For single filers, the adjusted gross income (AGI) threshold is $75,000, and for married joint filers it is $100,000.

In KansasIf your AGI is over $75,000, you will be taxed on Social Security.

Minnesota has its own state rules for social security taxes. The benefits are exempt from income tax but are phased out for individuals earning more than $82,190 and for married couples earning more than $105,380.

In MissouriIf your income (excluding Social Security benefits) is more than $85,000 for a single person or $100,000 for a married couple, you must pay state income tax.

But you may be exempt if the amount your income exceeds the income threshold is less than the amount you receive from Social Security.

People who live in it Montana are taxed on their benefits, depending on their income.

For the 2023 tax year Nebraska Residents’ Social Security checks are taxed at 60 percent.

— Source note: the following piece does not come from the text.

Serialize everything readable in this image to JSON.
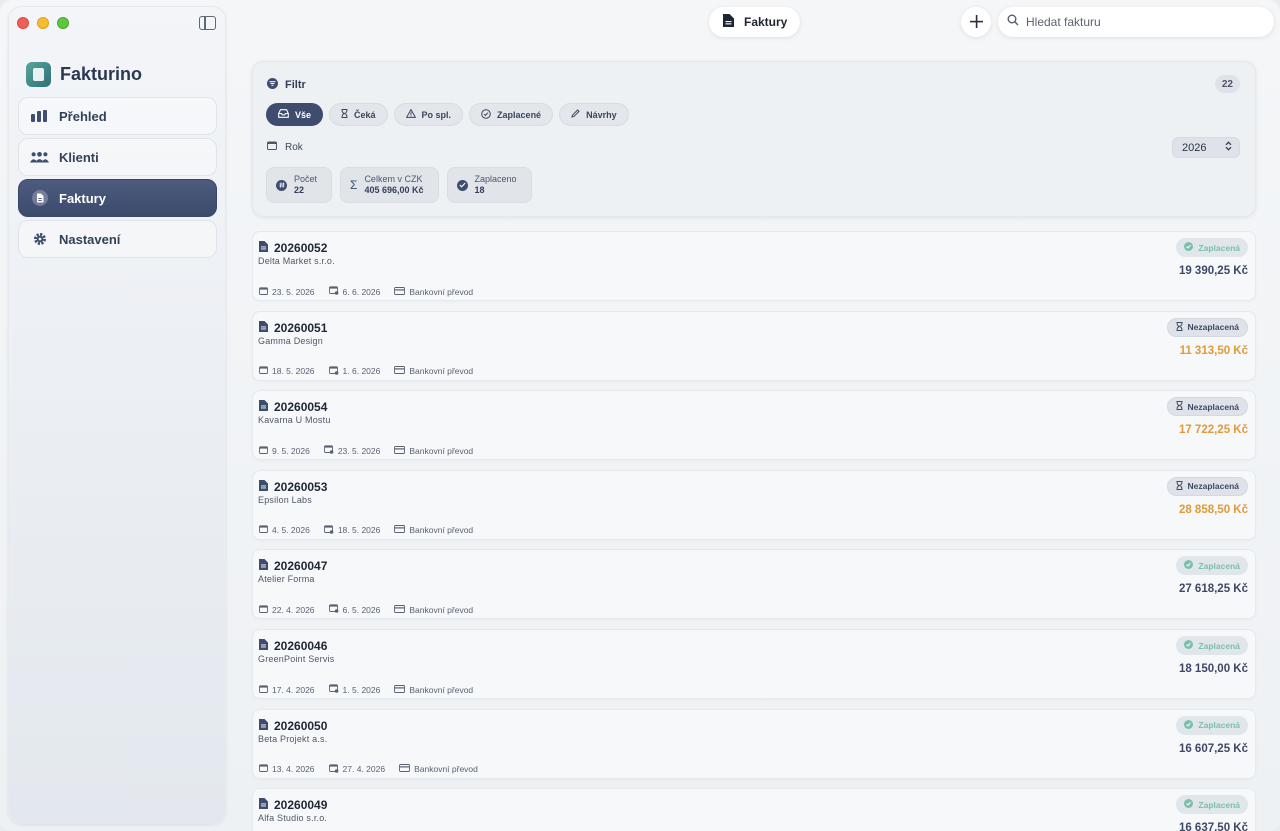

But starting with the 2024 tax season, this levy will be abolished.

In New MexicoOnly high earners are taxed on social security.

Single taxpayers with an AGI of less than $100,000, married couples filing jointly with income less than $150,000, and married couples filing separately and earning less than $75,000 are exempt.

Single Rhode Island residents earning more than $101,000, married couples filing joint incomes of more than $126,250 and anyone under retirement age will be taxed on the benefit.

People below these thresholds in the state can get a tax break on up to $20,000 in Social Security income.

In 2023, Social Security beneficiaries received the biggest increase in their payments in four decades, meaning some recipients could take a hit this tax season

In Utah, Social Security is taxed depending on how much you earn. If you are single, the threshold is $45,000, $75,000 if you are head of household or married and filing jointly, and $37,500 if you are married, filing separately.

Residents earning below these thresholds may be able to claim a non-refundable tax credit.

Single Vermont taxpayers earning less than $50,000 and joint filers with an AGI of less than $65,000 pay no Social Security tax.

For all other filers, the income threshold for the full exemption is $50,000. Beyond these levels, the exemption begins to phase out.

West Virginia State law allows residents’ benefits to be taxed if they earn more than $50,000 as a single filer, or $100,000 if a married couple files jointly.

For the 2024 tax year, some states will stop taxing residents on Social Security, including Missouri and Nebraska.

The best way to reduce taxes on Social Security benefits is to limit your income by investing in a Roth IRA USA today.

A Roth IRA is a retirement account where you pay taxes on the money that comes into your account, meaning all future withdrawals are tax-free.